Monday, December 21, 2009

RNA-Seq gene expression estimation with read mapping uncertainty

Motivation: RNA-Seq is a promising new technology for accurately measuring gene expression levels. Expression estimation with RNASeq requires the mapping of relatively short sequencing reads to a reference genome or transcript set. Because reads are generally shorter than transcripts from which they are derived, a single read may map to multiple genes and isoforms, complicating expression analyses. Previous computational methods either discard reads that map to multiple locations or allocate them to genes heuristically.

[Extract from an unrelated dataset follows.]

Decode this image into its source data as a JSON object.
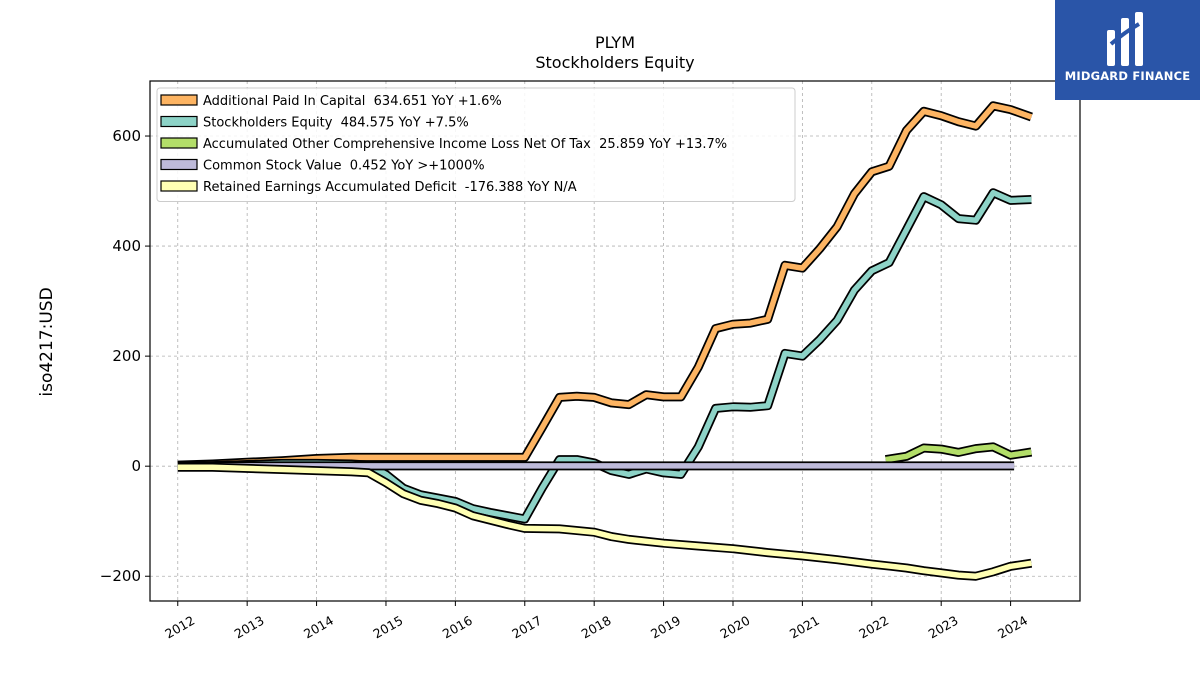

Results: We present a generative statistical model and associated inference methods that handle read mapping uncertainty in a principled manner. Through simulations parameterized by real RNASeq data, we show that our method is more accurate than previous methods. Our improved accuracy is the result of handling read mapping uncertainty with a statistical model and the estimation of gene expression levels as the sum of isoform expression levels. Unlike previous methods, our method is capable of modeling nonuniform read distributions. Simulations with our method indicate that a read length of 20 to 25 bases is optimal for gene-level expression estimation from mouse and maize RNA-Seq data when sequencing throughput is fixed.


Availability: An initial C++ implementation of our method that was used for the results presented in this paper is available at http://deweylab.biostat.wisc.edu/rsem.


(source URL, Via Bioinformatics - Advance Access.)